Une grande partie du travail – rémunéré ou non – est plus créative que nous le supposons habituellement : lorsque nous repeignons la salle de bains et optons pour une couleur plus agréable, remarquée dans un livre sur les maisons en Inde ; lorsque nous préparons un repas et disposons les asperges sur un plat de service à la manière d’un film ; lorsque nous introduisons une série d’icônes dans un rapport pour que les points principaux soient plus clairs, lorsque nous mettons un pot de géraniums que nous avons trouvé en jardinerie sur le rebord de la fenêtre pour rendre un espace plus gai ou lorsque nous présentons deux amis l’un à l’autre parce que nous avons réalisé que, malgré des différences assez frappantes, ils s’entendront bien. Dans tous les cas, nous sommes créatifs parce que nous repérons une occasion unique d’améliorer et d’accroître notre plaisir de vivre en réorganisant et en combinant les différentes facettes de notre vie.

La créativité n’est pas une activité rare et spectaculaire ; ce n’est pas un spectacle parallèle aux préoccupations centrales de notre vie.

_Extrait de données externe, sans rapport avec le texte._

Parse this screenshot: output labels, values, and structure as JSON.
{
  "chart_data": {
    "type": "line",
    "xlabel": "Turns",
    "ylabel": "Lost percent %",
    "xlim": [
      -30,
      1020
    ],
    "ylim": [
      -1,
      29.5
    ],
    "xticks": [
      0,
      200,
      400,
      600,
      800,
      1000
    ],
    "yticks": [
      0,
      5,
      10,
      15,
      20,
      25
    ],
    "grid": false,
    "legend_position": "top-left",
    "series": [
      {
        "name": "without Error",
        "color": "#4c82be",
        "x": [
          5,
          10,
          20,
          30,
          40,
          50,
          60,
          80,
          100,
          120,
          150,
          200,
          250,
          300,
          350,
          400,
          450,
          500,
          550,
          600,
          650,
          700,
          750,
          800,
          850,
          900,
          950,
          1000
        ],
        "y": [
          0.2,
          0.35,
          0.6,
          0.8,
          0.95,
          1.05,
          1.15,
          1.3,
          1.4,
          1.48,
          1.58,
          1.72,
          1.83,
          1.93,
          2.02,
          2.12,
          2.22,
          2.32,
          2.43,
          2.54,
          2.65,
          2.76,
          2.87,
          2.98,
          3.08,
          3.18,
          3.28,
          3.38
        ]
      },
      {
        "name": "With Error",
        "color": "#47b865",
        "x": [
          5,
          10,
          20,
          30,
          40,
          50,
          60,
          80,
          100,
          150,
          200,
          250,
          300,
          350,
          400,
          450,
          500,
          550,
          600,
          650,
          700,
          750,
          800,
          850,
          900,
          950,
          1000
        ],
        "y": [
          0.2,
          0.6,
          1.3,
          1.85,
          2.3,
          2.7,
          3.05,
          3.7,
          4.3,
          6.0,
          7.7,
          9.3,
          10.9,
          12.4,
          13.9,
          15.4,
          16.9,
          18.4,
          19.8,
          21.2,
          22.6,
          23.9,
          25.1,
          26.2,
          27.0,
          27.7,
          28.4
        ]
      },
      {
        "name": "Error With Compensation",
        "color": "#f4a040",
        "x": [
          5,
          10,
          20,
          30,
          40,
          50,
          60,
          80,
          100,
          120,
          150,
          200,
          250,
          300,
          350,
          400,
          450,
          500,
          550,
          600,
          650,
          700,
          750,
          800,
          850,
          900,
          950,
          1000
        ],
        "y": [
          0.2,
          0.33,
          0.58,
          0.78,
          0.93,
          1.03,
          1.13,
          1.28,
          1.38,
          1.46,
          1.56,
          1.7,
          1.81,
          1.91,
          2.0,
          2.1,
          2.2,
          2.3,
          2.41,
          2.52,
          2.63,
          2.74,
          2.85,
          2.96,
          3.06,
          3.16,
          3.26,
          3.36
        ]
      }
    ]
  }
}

C’est quelque chose dans lequel – idéalement – nous sommes constamment impliqués. C’est un refus d’accepter le monde tel qu’il est dans toutes ses facettes, c’est un engagement à faire mieux avec ce que nous avons. En tant que créatifs, nous ne sommes pas obligés d’écrire des romans, nous sommes simplement constamment à la recherche de moyens (parfois très petits) d’améliorer notre vie : nous essayons d’être plus élogieux avec un collègue difficile, nous expérimentons une nouvelle musique en voiture, nous réorganisons le tiroir à couverts ou nous nous levons dix minutes plus tôt pour pouvoir faire des exercices d’étirement dès le matin. Nous ne considérons pas les arrangements actuels comme fixes ; nous avons toujours l’ambition de les affiner, de les réorganiser, de les adapter, de les supprimer et de les ajuster afin d’apporter de manière créative un peu plus de plaisir et de cohérence dans notre vie et dans celle des autres.